The Role of Neutral Wind Velocity and Its Vertical Component on Predictability of Formation and Localization of Sporadic E (Es)

Abstract

The formation and localization of sporadic E (Es) layers predicted by the ion vertical drift velocity and its vertical change in the lower thermosphere during nighttime are shown analytically and by numerical simulations. The consideration of the existence of a minimum negative value of the vertical change of the ion vertical drift velocity as a necessary condition of formation of the Es layer and determining ion convergence rate into this layer is extended in case of the presence of vertical wind. Upward vertical wind can shift the convergence regions upward, while downward vertical wind shifts them downward, unlike the cases of the presence of only meridional and zonal winds. It also changes the ion convergence rate compared to the one with just a horizontal wind. It is shown for the first time that the upward constant wind also causes the convergence of ions with the maximum rate in the region where the ion-neutral collision frequency is equal to their cyclotron frequency. While demonstrating the presented theory by numerical simulations, HWM14 data is used for the meridional and zonal wind velocity profiles and the presence of its vertical component is assumed.

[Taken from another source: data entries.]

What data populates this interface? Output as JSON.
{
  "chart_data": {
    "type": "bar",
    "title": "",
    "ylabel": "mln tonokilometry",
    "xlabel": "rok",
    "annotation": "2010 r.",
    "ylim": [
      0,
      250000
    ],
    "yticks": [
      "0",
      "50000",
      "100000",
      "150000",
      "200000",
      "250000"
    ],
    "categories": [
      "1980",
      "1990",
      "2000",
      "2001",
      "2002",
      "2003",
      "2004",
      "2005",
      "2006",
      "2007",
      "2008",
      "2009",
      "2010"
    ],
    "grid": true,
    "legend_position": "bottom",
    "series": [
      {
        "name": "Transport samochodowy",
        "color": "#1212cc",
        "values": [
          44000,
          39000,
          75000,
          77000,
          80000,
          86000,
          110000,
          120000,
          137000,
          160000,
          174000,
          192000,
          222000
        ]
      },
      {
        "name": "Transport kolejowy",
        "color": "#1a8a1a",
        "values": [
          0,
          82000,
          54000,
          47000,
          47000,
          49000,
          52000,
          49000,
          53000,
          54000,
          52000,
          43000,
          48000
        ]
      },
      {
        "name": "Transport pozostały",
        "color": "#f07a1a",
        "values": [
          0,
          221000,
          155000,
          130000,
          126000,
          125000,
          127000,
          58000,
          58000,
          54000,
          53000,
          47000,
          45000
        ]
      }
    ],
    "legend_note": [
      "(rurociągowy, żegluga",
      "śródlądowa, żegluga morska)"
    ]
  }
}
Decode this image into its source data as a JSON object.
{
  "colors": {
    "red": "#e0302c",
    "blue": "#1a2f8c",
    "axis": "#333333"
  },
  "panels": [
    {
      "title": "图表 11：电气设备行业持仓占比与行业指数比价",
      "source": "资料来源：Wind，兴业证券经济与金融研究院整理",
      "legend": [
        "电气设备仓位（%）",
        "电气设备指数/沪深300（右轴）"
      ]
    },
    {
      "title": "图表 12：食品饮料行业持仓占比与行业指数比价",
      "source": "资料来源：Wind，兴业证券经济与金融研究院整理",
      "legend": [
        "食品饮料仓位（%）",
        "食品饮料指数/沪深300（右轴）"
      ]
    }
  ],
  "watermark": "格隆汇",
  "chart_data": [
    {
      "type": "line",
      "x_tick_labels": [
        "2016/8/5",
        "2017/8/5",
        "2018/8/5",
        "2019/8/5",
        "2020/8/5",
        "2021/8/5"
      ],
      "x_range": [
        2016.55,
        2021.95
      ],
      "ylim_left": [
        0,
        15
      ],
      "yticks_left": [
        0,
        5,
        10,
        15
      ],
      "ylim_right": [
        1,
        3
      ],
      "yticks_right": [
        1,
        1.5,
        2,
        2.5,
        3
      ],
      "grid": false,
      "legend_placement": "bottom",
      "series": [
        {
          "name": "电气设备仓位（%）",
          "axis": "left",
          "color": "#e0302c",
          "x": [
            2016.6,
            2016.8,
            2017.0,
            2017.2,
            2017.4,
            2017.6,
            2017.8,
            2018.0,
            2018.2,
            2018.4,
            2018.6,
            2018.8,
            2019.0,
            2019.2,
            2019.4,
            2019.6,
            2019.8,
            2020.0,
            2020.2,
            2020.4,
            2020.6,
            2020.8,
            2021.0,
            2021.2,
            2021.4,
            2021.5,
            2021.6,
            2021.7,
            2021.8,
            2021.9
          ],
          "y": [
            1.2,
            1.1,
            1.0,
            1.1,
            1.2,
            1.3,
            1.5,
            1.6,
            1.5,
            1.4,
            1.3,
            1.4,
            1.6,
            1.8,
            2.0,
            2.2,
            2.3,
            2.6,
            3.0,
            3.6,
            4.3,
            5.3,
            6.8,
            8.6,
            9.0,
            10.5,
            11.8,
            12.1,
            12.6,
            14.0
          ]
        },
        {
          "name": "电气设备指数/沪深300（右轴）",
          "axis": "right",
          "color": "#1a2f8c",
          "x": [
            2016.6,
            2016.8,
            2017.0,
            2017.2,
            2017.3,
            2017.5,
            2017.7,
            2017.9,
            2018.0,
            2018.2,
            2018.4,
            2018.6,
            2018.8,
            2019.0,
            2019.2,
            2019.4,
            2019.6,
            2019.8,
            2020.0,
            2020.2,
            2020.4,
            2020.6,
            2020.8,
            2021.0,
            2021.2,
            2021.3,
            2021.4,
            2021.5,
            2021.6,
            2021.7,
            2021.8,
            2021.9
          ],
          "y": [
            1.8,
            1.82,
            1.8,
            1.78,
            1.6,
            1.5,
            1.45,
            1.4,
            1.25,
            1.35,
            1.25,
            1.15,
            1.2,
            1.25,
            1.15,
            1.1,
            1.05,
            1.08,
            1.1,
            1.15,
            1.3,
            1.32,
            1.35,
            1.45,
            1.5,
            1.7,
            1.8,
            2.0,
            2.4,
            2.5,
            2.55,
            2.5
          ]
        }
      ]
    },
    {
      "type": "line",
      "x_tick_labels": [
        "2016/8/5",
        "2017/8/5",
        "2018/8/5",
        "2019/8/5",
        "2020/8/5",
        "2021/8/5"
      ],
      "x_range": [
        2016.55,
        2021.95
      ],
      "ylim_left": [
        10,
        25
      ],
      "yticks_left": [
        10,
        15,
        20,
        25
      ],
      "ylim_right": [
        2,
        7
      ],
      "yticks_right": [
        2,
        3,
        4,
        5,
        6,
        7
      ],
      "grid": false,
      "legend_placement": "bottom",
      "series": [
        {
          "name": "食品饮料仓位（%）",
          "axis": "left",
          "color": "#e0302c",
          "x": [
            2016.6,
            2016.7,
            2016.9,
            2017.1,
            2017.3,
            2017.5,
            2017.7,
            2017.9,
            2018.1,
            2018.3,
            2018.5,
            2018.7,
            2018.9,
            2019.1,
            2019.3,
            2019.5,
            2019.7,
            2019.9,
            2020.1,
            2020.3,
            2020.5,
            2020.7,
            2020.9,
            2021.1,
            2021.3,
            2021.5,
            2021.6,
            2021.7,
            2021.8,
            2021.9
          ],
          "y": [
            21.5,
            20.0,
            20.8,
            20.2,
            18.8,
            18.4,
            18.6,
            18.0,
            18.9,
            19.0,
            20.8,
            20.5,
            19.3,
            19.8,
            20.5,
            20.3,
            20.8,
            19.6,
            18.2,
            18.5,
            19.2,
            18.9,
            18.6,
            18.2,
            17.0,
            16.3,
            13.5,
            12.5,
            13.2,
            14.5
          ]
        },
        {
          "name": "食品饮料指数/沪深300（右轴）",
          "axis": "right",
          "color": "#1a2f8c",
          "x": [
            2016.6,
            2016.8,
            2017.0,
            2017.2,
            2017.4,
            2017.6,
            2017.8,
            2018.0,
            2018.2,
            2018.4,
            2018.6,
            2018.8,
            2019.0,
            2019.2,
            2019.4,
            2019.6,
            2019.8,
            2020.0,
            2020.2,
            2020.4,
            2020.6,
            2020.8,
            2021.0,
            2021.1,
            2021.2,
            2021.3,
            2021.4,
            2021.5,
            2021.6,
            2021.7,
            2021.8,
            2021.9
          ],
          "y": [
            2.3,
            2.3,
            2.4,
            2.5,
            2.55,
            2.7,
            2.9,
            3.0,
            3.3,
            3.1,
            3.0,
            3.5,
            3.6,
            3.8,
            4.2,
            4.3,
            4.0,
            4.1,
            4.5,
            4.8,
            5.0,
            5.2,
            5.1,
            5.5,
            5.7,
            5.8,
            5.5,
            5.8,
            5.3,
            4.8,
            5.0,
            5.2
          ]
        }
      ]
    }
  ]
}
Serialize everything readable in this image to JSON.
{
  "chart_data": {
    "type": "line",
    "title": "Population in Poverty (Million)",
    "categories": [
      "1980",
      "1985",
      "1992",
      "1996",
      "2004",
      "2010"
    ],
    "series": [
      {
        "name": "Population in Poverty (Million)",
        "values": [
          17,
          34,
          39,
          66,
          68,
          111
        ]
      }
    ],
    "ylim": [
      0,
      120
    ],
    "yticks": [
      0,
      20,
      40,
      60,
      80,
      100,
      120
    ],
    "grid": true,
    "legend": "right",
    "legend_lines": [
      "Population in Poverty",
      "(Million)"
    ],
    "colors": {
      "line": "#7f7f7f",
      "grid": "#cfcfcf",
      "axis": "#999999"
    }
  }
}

In this case, in addition to the estimated ion drift velocity and its vertical changes, their initial distribution and ambipolar diffusion also determine the development of ion convergence/divergence processes. For a small magnitude of vertical wind velocity, its significant influence on the ions/electrons behavior is demonstrated, which shows the importance of both tidal wind and wind changes caused by the propagation of atmospheric gravity waves on the formation of the Es layer. In this theoretical research, it is shown that the realistic profile of the wind velocity, which takes into account the vertical component along with its zonal and meridional ones, is important for the prediction of the Es layers formation, as well as regions of ion depletion.